The two photos were taken on July 27 and are composed of several images from Webb’s Near-Infrared Camera. This camera has special infrared filters that can show the details of the planet like no other. Infrared light is invisible to the human eye, so the images were colorized to translate them into the visible spectrum and make Jupiter’s features stand out, according to NASA.
[Related: Jupiter’s largest moon wrestles for attention with its Big Red Spot.]
A wide-field view of the new images shows Jupiter’s faint rings and two small moons called Amalthea and Adrastea. “This one image summarizes the science of our Jupiter system program, which studies the dynamics and chemistry of Jupiter itself, its rings and its satellite system,” Fouchet said.
The standalone view of Jupiter was also created from a composite of several images from Webb. In it, auroras are present at both high altitudes above Jupiter’s north and south poles, just as they are on Earth. A red filter highlights the auroras, yellow and green highlight the various nebulae swirling around the planet’s north and south poles, and blue filters show light reflected from a deeper main cloud.

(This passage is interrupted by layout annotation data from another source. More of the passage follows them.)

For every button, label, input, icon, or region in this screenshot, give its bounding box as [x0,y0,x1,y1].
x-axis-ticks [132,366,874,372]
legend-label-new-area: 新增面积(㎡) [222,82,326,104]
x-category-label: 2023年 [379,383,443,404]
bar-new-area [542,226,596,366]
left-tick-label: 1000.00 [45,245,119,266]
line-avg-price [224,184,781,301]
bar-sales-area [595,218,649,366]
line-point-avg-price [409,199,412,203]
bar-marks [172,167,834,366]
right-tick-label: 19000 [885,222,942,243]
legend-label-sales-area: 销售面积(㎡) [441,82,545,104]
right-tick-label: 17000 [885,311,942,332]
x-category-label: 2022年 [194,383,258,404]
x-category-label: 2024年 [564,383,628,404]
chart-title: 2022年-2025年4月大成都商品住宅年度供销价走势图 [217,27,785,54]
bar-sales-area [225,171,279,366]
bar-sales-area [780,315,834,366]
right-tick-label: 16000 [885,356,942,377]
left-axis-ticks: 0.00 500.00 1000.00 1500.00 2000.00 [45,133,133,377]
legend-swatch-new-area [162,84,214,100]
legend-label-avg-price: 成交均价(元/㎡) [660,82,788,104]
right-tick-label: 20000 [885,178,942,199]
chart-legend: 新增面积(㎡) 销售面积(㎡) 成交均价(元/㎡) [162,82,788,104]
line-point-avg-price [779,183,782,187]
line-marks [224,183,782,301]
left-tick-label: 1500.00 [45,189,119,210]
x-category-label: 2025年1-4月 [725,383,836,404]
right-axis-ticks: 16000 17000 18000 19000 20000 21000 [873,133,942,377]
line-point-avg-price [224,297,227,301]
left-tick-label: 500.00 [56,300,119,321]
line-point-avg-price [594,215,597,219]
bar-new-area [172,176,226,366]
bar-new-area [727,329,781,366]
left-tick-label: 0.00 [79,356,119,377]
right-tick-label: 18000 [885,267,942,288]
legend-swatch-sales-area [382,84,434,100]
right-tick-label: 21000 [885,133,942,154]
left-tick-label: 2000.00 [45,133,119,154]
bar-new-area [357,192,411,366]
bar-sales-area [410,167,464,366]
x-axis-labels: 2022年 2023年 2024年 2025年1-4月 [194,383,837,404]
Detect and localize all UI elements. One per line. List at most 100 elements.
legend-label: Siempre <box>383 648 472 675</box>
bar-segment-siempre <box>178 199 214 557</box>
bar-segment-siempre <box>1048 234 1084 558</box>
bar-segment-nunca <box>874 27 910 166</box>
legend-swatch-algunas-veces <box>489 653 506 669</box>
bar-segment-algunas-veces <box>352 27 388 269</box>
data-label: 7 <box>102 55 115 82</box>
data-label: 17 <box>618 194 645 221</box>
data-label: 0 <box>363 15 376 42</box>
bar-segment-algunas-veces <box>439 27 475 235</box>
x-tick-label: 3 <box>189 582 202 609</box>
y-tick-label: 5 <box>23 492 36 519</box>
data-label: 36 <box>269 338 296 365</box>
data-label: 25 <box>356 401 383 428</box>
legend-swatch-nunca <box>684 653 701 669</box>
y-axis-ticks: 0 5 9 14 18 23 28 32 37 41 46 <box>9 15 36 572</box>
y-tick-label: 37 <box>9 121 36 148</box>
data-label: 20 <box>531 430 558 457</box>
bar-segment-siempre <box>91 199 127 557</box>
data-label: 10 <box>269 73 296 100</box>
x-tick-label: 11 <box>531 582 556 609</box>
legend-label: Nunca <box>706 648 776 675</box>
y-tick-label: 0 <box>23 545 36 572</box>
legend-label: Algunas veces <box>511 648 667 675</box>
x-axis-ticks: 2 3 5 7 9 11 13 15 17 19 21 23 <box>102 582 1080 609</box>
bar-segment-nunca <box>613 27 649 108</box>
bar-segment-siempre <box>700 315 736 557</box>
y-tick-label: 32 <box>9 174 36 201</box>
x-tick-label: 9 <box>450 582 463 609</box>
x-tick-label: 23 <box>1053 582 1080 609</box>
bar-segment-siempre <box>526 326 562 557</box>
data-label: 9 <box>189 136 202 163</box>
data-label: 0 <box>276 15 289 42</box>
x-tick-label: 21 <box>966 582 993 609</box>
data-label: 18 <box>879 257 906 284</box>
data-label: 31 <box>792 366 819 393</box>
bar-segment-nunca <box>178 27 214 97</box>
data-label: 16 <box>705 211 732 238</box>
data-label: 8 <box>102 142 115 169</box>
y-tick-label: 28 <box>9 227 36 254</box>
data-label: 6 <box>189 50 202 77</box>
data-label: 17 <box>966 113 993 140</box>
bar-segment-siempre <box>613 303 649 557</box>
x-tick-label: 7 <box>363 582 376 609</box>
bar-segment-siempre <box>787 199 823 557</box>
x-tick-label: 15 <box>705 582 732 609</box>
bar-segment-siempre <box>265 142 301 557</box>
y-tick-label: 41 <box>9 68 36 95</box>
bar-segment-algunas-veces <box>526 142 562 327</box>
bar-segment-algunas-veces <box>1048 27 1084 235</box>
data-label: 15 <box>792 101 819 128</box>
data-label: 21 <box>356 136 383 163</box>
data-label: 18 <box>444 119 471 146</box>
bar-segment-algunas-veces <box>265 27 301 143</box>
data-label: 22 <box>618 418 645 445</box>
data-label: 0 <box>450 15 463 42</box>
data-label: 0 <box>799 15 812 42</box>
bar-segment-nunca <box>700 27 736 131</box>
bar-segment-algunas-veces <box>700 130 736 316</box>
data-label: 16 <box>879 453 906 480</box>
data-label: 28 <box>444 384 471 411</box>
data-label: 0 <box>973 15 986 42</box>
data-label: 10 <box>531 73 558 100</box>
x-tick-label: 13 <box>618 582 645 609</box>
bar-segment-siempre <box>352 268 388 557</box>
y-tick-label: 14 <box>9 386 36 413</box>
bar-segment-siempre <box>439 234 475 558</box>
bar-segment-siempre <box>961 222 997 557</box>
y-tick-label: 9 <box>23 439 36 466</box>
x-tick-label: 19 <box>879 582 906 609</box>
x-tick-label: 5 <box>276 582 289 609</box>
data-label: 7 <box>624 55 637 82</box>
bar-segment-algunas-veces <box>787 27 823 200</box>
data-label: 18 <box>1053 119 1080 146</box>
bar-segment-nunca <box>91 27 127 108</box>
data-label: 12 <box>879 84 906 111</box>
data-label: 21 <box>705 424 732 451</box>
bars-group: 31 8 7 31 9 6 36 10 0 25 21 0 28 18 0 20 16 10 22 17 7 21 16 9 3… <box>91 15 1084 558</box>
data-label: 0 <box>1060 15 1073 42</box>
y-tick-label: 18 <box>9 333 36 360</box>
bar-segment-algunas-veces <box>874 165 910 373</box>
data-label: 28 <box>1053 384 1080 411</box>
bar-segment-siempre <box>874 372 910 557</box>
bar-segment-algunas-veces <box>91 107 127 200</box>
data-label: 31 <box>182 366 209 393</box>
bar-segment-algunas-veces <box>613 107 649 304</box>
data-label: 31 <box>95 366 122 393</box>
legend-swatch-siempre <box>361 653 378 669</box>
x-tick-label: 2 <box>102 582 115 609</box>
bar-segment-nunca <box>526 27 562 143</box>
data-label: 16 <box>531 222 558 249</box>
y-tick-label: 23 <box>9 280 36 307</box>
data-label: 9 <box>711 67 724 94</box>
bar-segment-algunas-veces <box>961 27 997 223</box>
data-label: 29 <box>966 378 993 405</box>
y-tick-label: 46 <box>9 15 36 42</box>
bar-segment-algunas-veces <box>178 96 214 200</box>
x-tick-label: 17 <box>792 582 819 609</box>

The images also show one of Jupiter’s defining features: the Great Red Spot. It appears white in these pictures because it reflects sunlight, according to NASA. The Great Red Spot is a giant storm larger than our entire planet and has been raging for centuries.
“The brightness here indicates high altitude — so the Great Red Spot has high-altitude nebulae, as does the equatorial region,” Heidi Hammel, Webb’s interdisciplinary scientist for solar system observations and vice president for science, noted in a statement. in AURA. The many bright white spots and ‘streaks’ are likely the very high cloud tops of condensed convective storms. By comparison, the dark bands north of Jupiter’s equatorial region have little cloud cover.
[Related: Jupiter formed dinky little rings, and there’s a convincing explanation why.]
NASA appreciates the citizen science community for their role in helping astronomers process these images. Modesto, California’s Judy Schmidt processed these new views of Jupiter. A longtime image processor in the citizen science community, she collaborated with Ricardo Hueso, a co-investigator on these observations who studies planetary atmospheres at the University of the Basque Country in Spain.
Despite having no formal background in astronomy, Schmidt’s passion for astronomical image processing was sparked by ESA’s Hubble Hidden Treasure competition in 2012. The competition called for the public to find gems buried in decades of Hubble data. Schmidt took third place out of nearly 3,000 submissions for her image of a newborn star.
She has continued to work with Hubble and other telescope data as a hobby. “Something about it stuck with me and I couldn’t stop,” she said in a statement to NASA. “I could spend hours and hours every day.”